Best Time to Buy and Sell Stock III(JAVA)-动态规划

题目:
Say you have an array for which the ith element is the price of a given stock on day i.
Design an algorithm to find the maximum profit. You may complete at most two transactions.
Note:
You may not engage in multiple transactions at the same time (ie, you must sell the stock before you buy again).

翻译:
有一个数组表示股票每天的价格,你总共可以交易两次,但每次只能买一支或者卖一支股票,且手上最多只能拥有一支股票,即在买第二支股票前,必须先将第一支股票卖出。
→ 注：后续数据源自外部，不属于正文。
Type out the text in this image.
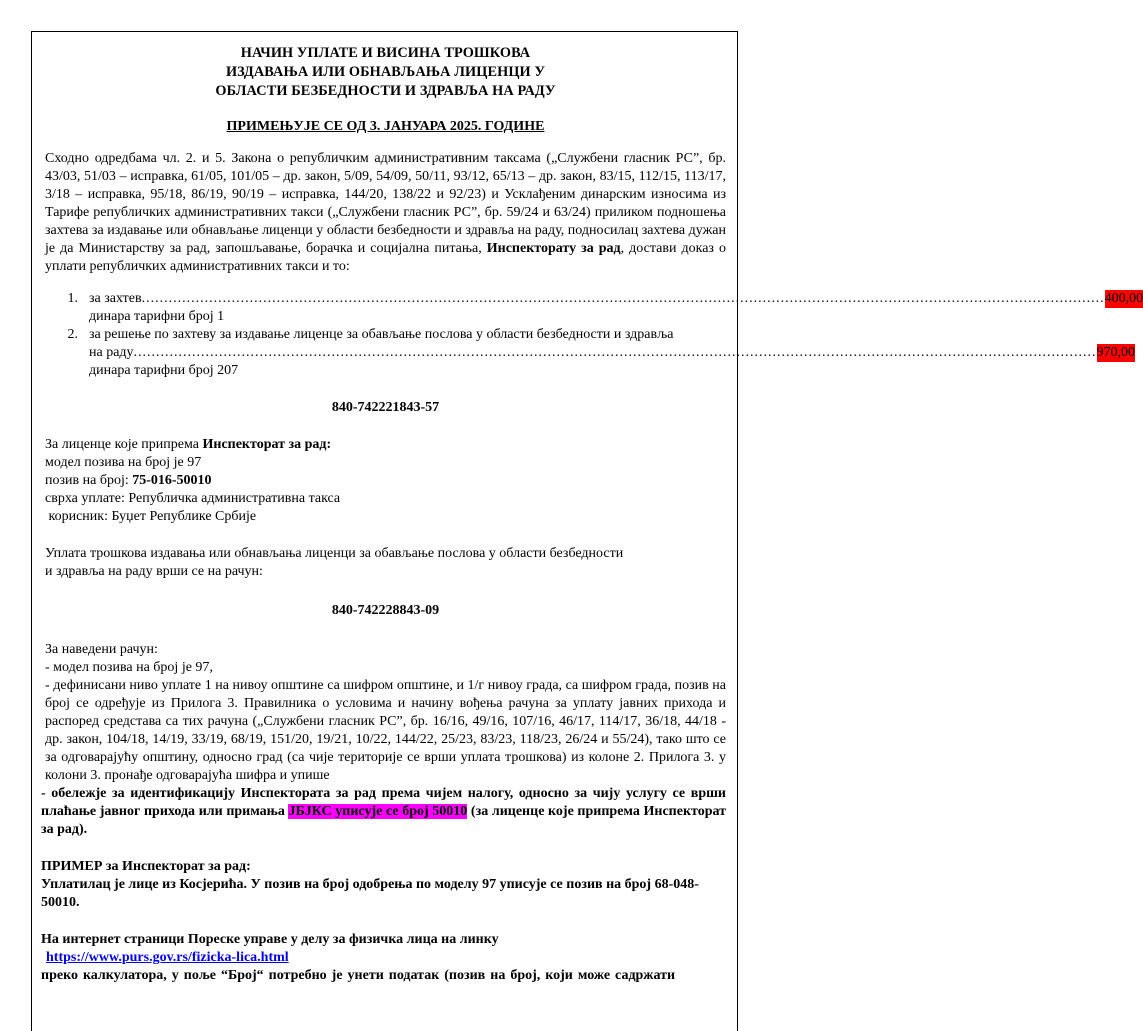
НАЧИН УПЛАТЕ И ВИСИНА ТРОШКОВА
ИЗДАВАЊА ИЛИ ОБНАВЉАЊА ЛИЦЕНЦИ У
ОБЛАСТИ БЕЗБЕДНОСТИ И ЗДРАВЉА НА РАДУ
ПРИМЕЊУЈЕ СЕ ОД 3. ЈАНУАРА 2025. ГОДИНЕ
Сходно одредбама чл. 2. и 5. Закона о републичким административним таксама („Службени гласник РС”, бр. 43/03, 51/03 – исправка, 61/05, 101/05 – др. закон, 5/09, 54/09, 50/11, 93/12, 65/13 – др. закон, 83/15, 112/15, 113/17, 3/18 – исправка, 95/18, 86/19, 90/19 – исправка, 144/20, 138/22 и 92/23) и Усклађеним динарским износима из Тарифе републичких административних такси („Службени гласник РС”, бр. 59/24 и 63/24) приликом подношења захтева за издавање или обнављање лиценци у области безбедности и здравља на раду, подносилац захтева дужан је да Министарству за рад, запошљавање, борачка и социјална питања, Инспекторату за рад, достави доказ о уплати републичких административних такси и то:
1. за захтев .....	400,00
динара тарифни број 1
2. за решење по захтеву за издавање лиценце за обављање послова у области безбедности и здравља
на раду .....	970,00
динара тарифни број 207
840-742221843-57
За лиценце које припрема Инспекторат за рад:
модел позива на број је 97
позив на број: 75-016-50010
сврха уплате: Републичка административна такса
корисник: Буџет Републике Србије
Уплата трошкова издавања или обнављања лиценци за обављање послова у области безбедности
и здравља на раду врши се на рачун:
840-742228843-09
За наведени рачун:
- модел позива на број је 97,
- дефинисани ниво уплате 1 на нивоу општине са шифром општине, и 1/г нивоу града, са шифром града, позив на број се одређује из Прилога 3. Правилника о условима и начину вођења рачуна за уплату јавних прихода и распоред средстава са тих рачуна („Службени гласник РС”, бр. 16/16, 49/16, 107/16, 46/17, 114/17, 36/18, 44/18 - др. закон, 104/18, 14/19, 33/19, 68/19, 151/20, 19/21, 10/22, 144/22, 25/23, 83/23, 118/23, 26/24 и 55/24), тако што се за одговарајућу општину, односно град (са чије територије се врши уплата трошкова) из колоне 2. Прилога 3. у колони 3. пронађе одговарајућа шифра и упише
- обележје за идентификацију Инспектората за рад према чијем налогу, односно за чију услугу се врши плаћање јавног прихода или примања ЈБЈКС уписује се број 50010 (за лиценце које припрема Инспекторат за рад).
ПРИМЕР за Инспекторат за рад:
Уплатилац је лице из Косјерића. У позив на број одобрења по моделу 97 уписује се позив на број 68-048-50010.
На интернет страници Пореске управе у делу за физичка лица на линку
https://www.purs.gov.rs/fizicka-lica.html
преко калкулатора, у поље “Број“ потребно је унети податак (позив на број, који може садржати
设计一个算法,求最大收益

例如,数组 prices = {3,2,6,5,0,3}表示股票每天的价格,则最大收益为:(6-2) +(3-0)=7;

思路:
1、假设只能交易一次,求出每天之前的最大收益,用数组Profit表示,例如针对以上价格,可计算出Profit={0,0,4,4,4,4}
2、用1中的方法,从后往前计算最大收益 reverseProfit={4,4,3,3,3,0}
3、对数组进行prices循环,计算Profit[i]+reverseProfit[i]的最大值,即为最大收益

代码(java)

public class Solution {
    public int maxProfit(int[] prices) {
        int nLen = prices.length;
        if(nLen<2){
            return 0;
        }
        int[] Profit = new int[nLen];
        int minPrice = prices[0];
        int maxProfit = 0;
        for(int i = 1; i<nLen; i++){      //计算买一次卖一次的最大收益
            if(prices[i] < minPrice){
                Profit[i] = Profit[i-1];
                minPrice = prices[i];
            }else{
                int temp = prices[i] - minPrice;
                Profit[i] = Profit[i-1] > temp ? Profit[i-1] : temp;
            }
        }

        if(nLen == 2){   //如果只有三天数据,则只能交易一次,就不进行下面的计算了
            return Profit[1];
        }

        int maxPrice = prices[nLen-1];
        int[] reverseProfit = new int[nLen];
        for(int i = nLen-1; i > 1; i--){//逆向求出交易一次的最大收益
             if(prices[i-1] > maxPrice){
                 reverseProfit[i-1] = reverseProfit[i];
                 maxPrice = prices[i-1];
             }else{
                 int temp = maxPrice - prices[i-1];
                 reverseProfit[i-1] = reverseProfit[i] > temp ? reverseProfit[i] : temp;
             }
        }
        for(int i = 0; i<nLen; i++){     
            int temp = Profit[i] + reverseProfit[i];
            maxProfit = maxProfit > temp ? maxProfit : temp; 
        }
        return maxProfit;
    }
}

搜寻到的改进版(代码更简单,空间复杂度降低):

public class Solution {
    public int maxProfit(int[] prices) {
        int hold1 = Integer.MIN_VALUE, hold2 = Integer.MIN_VALUE;
        int release1 = 0, release2 = 0;
        for(int i:prices){                              
            release2 = Math.max(release2, hold2+i);    
            hold2    = Math.max(hold2,    release1-i);  
            release1 = Math.max(release1, hold1+i);   
            hold1    = Math.max(hold1,    -i);         
        }
        return release2; 
    }
}